I’ve been hearing from several parents and grandparents about their young people’s addiction to video games and want to write a bit about it.
Whether video games build skills or are a waste of time doesn’t matter too much here. What matters most is that we stay well connected to our young people regardless of what they’re up to. Teens have as great a need for our love and approval as they did as toddlers. We may have forgotten, but life as a teen is full of overwhelming challenges in this society.
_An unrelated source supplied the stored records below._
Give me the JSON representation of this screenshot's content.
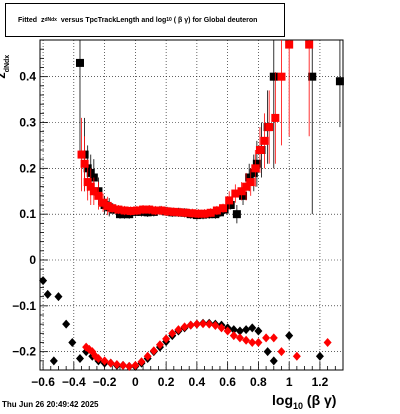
{
  "title": {
    "prefix": "Fitted",
    "z_base": "z",
    "z_sub": "dNdx",
    "middle": "versus TpcTrackLength and log",
    "log_sub": "10",
    "suffix": "( β γ) for Global deuteron"
  },
  "footer_text": "Thu Jun 26 20:49:42 2025",
  "axes": {
    "xlabel_base": "log",
    "xlabel_sub": "10",
    "xlabel_suffix": "(β γ)",
    "ylabel_base": "z",
    "ylabel_sub": "dNdx"
  },
  "colors": {
    "series1": "#000000",
    "series2": "#ff0000",
    "grid": "#000000",
    "background": "#ffffff"
  },
  "chart_data": {
    "type": "scatter",
    "xlim": [
      -0.62,
      1.35
    ],
    "ylim": [
      -0.24,
      0.48
    ],
    "grid": true,
    "x_ticks": [
      -0.6,
      -0.4,
      -0.2,
      0,
      0.2,
      0.4,
      0.6,
      0.8,
      1,
      1.2
    ],
    "x_tick_labels": [
      "−0.6",
      "−0.4",
      "−0.2",
      "0",
      "0.2",
      "0.4",
      "0.6",
      "0.8",
      "1",
      "1.2"
    ],
    "y_ticks": [
      -0.2,
      -0.1,
      0,
      0.1,
      0.2,
      0.3,
      0.4
    ],
    "y_tick_labels": [
      "−0.2",
      "−0.1",
      "0",
      "0.1",
      "0.2",
      "0.3",
      "0.4"
    ],
    "series": [
      {
        "marker": "square",
        "color": "#000000",
        "points": [
          [
            -0.36,
            0.43
          ],
          [
            -0.33,
            0.23
          ],
          [
            -0.31,
            0.2
          ],
          [
            -0.29,
            0.19
          ],
          [
            -0.27,
            0.18
          ],
          [
            -0.24,
            0.15
          ],
          [
            -0.2,
            0.12
          ],
          [
            -0.17,
            0.115
          ],
          [
            -0.14,
            0.11
          ],
          [
            -0.1,
            0.1
          ],
          [
            -0.07,
            0.1
          ],
          [
            -0.04,
            0.1
          ],
          [
            0.0,
            0.105
          ],
          [
            0.04,
            0.105
          ],
          [
            0.08,
            0.104
          ],
          [
            0.12,
            0.105
          ],
          [
            0.16,
            0.108
          ],
          [
            0.2,
            0.106
          ],
          [
            0.24,
            0.104
          ],
          [
            0.28,
            0.104
          ],
          [
            0.32,
            0.103
          ],
          [
            0.36,
            0.1
          ],
          [
            0.4,
            0.098
          ],
          [
            0.44,
            0.099
          ],
          [
            0.48,
            0.1
          ],
          [
            0.52,
            0.1
          ],
          [
            0.55,
            0.104
          ],
          [
            0.58,
            0.11
          ],
          [
            0.62,
            0.12
          ],
          [
            0.66,
            0.1
          ],
          [
            0.7,
            0.14
          ],
          [
            0.74,
            0.18
          ],
          [
            0.77,
            0.19
          ],
          [
            0.79,
            0.21
          ],
          [
            0.82,
            0.24
          ],
          [
            0.86,
            0.29
          ],
          [
            0.9,
            0.4
          ],
          [
            1.15,
            0.4
          ],
          [
            1.33,
            0.39
          ]
        ],
        "yerr": [
          0.2,
          0.08,
          0.05,
          0.04,
          0.04,
          0.03,
          0.02,
          0.02,
          0.01,
          0.01,
          0.01,
          0.01,
          0.01,
          0.01,
          0.01,
          0.01,
          0.01,
          0.01,
          0.01,
          0.01,
          0.01,
          0.01,
          0.01,
          0.01,
          0.01,
          0.01,
          0.01,
          0.01,
          0.01,
          0.02,
          0.02,
          0.03,
          0.04,
          0.05,
          0.06,
          0.08,
          0.2,
          0.3,
          0.1
        ]
      },
      {
        "marker": "square",
        "color": "#ff0000",
        "points": [
          [
            -0.35,
            0.23
          ],
          [
            -0.33,
            0.21
          ],
          [
            -0.31,
            0.17
          ],
          [
            -0.29,
            0.16
          ],
          [
            -0.27,
            0.15
          ],
          [
            -0.24,
            0.14
          ],
          [
            -0.21,
            0.125
          ],
          [
            -0.18,
            0.118
          ],
          [
            -0.15,
            0.113
          ],
          [
            -0.11,
            0.11
          ],
          [
            -0.07,
            0.108
          ],
          [
            -0.03,
            0.107
          ],
          [
            0.01,
            0.108
          ],
          [
            0.05,
            0.11
          ],
          [
            0.09,
            0.11
          ],
          [
            0.13,
            0.108
          ],
          [
            0.17,
            0.108
          ],
          [
            0.21,
            0.106
          ],
          [
            0.25,
            0.105
          ],
          [
            0.29,
            0.104
          ],
          [
            0.33,
            0.103
          ],
          [
            0.37,
            0.102
          ],
          [
            0.41,
            0.101
          ],
          [
            0.45,
            0.101
          ],
          [
            0.49,
            0.103
          ],
          [
            0.53,
            0.108
          ],
          [
            0.57,
            0.113
          ],
          [
            0.61,
            0.13
          ],
          [
            0.65,
            0.145
          ],
          [
            0.69,
            0.15
          ],
          [
            0.72,
            0.16
          ],
          [
            0.75,
            0.17
          ],
          [
            0.78,
            0.2
          ],
          [
            0.81,
            0.24
          ],
          [
            0.84,
            0.26
          ],
          [
            0.87,
            0.29
          ],
          [
            0.91,
            0.31
          ],
          [
            0.95,
            0.4
          ],
          [
            1.0,
            0.47
          ],
          [
            1.13,
            0.47
          ]
        ],
        "yerr": [
          0.08,
          0.06,
          0.04,
          0.04,
          0.03,
          0.03,
          0.02,
          0.02,
          0.01,
          0.01,
          0.01,
          0.01,
          0.01,
          0.01,
          0.01,
          0.01,
          0.01,
          0.01,
          0.01,
          0.01,
          0.01,
          0.01,
          0.01,
          0.01,
          0.01,
          0.01,
          0.01,
          0.02,
          0.02,
          0.02,
          0.03,
          0.03,
          0.04,
          0.05,
          0.06,
          0.08,
          0.1,
          0.15,
          0.2,
          0.2
        ]
      },
      {
        "marker": "diamond",
        "color": "#000000",
        "points": [
          [
            -0.6,
            -0.045
          ],
          [
            -0.57,
            -0.075
          ],
          [
            -0.53,
            -0.22
          ],
          [
            -0.5,
            -0.08
          ],
          [
            -0.45,
            -0.14
          ],
          [
            -0.41,
            -0.18
          ],
          [
            -0.36,
            -0.215
          ],
          [
            -0.32,
            -0.2
          ],
          [
            -0.28,
            -0.21
          ],
          [
            -0.24,
            -0.22
          ],
          [
            -0.2,
            -0.225
          ],
          [
            -0.16,
            -0.225
          ],
          [
            -0.12,
            -0.23
          ],
          [
            -0.08,
            -0.23
          ],
          [
            -0.04,
            -0.232
          ],
          [
            0.0,
            -0.232
          ],
          [
            0.04,
            -0.225
          ],
          [
            0.08,
            -0.215
          ],
          [
            0.12,
            -0.2
          ],
          [
            0.16,
            -0.19
          ],
          [
            0.2,
            -0.178
          ],
          [
            0.24,
            -0.165
          ],
          [
            0.28,
            -0.155
          ],
          [
            0.32,
            -0.148
          ],
          [
            0.36,
            -0.142
          ],
          [
            0.4,
            -0.14
          ],
          [
            0.44,
            -0.138
          ],
          [
            0.48,
            -0.138
          ],
          [
            0.52,
            -0.14
          ],
          [
            0.56,
            -0.142
          ],
          [
            0.6,
            -0.148
          ],
          [
            0.64,
            -0.152
          ],
          [
            0.68,
            -0.155
          ],
          [
            0.72,
            -0.152
          ],
          [
            0.76,
            -0.148
          ],
          [
            0.8,
            -0.155
          ],
          [
            0.86,
            -0.2
          ],
          [
            0.9,
            -0.22
          ],
          [
            1.0,
            -0.165
          ],
          [
            1.2,
            -0.21
          ]
        ]
      },
      {
        "marker": "diamond",
        "color": "#ff0000",
        "points": [
          [
            -0.32,
            -0.19
          ],
          [
            -0.3,
            -0.195
          ],
          [
            -0.28,
            -0.2
          ],
          [
            -0.26,
            -0.21
          ],
          [
            -0.24,
            -0.215
          ],
          [
            -0.2,
            -0.22
          ],
          [
            -0.16,
            -0.225
          ],
          [
            -0.12,
            -0.228
          ],
          [
            -0.08,
            -0.23
          ],
          [
            -0.04,
            -0.232
          ],
          [
            0.0,
            -0.23
          ],
          [
            0.04,
            -0.222
          ],
          [
            0.08,
            -0.21
          ],
          [
            0.12,
            -0.198
          ],
          [
            0.16,
            -0.185
          ],
          [
            0.2,
            -0.172
          ],
          [
            0.24,
            -0.16
          ],
          [
            0.28,
            -0.152
          ],
          [
            0.32,
            -0.146
          ],
          [
            0.36,
            -0.142
          ],
          [
            0.4,
            -0.14
          ],
          [
            0.44,
            -0.139
          ],
          [
            0.48,
            -0.14
          ],
          [
            0.52,
            -0.143
          ],
          [
            0.56,
            -0.148
          ],
          [
            0.6,
            -0.155
          ],
          [
            0.64,
            -0.165
          ],
          [
            0.68,
            -0.17
          ],
          [
            0.72,
            -0.175
          ],
          [
            0.76,
            -0.18
          ],
          [
            0.8,
            -0.18
          ],
          [
            0.85,
            -0.17
          ],
          [
            0.9,
            -0.17
          ],
          [
            0.95,
            -0.2
          ],
          [
            1.05,
            -0.21
          ],
          [
            1.25,
            -0.18
          ]
        ]
      }
    ]
  }
}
There’s an unhelpful and sanctioned by society pull to criticize teenagers as they try to navigate these difficult years. And it’s most likely the way we were treated as young people. (Most of the men my age –baby boomers–were kicked out of their house at some time in their adolescence for long hair!).
So what to do?
To be brief (because I’ve been trying to get this post out for 2 weeks), just hang out with you teen whenever you can. See if your teen (I wish we had a pronoun like the pronoun “ta” in Chinese which means both he and she; I’ll use he for this post) will let you lie on his bed when he’s on the computer. Bring your book. Eventually, he might want to show you something about the game he’s playing. Show interest. And he may even want to start talking about bigger issues after he trusts that you want to spend time with him with no agenda. No advice; no orders; no unasked for “information.” Just clock in the time. It will make a huge difference for that young person.
It’s been useful for me to remember that it isn’t the job of our young people to make us proud; it’s our job to be proud of our young people.
I hope this is helpful for my dear readers.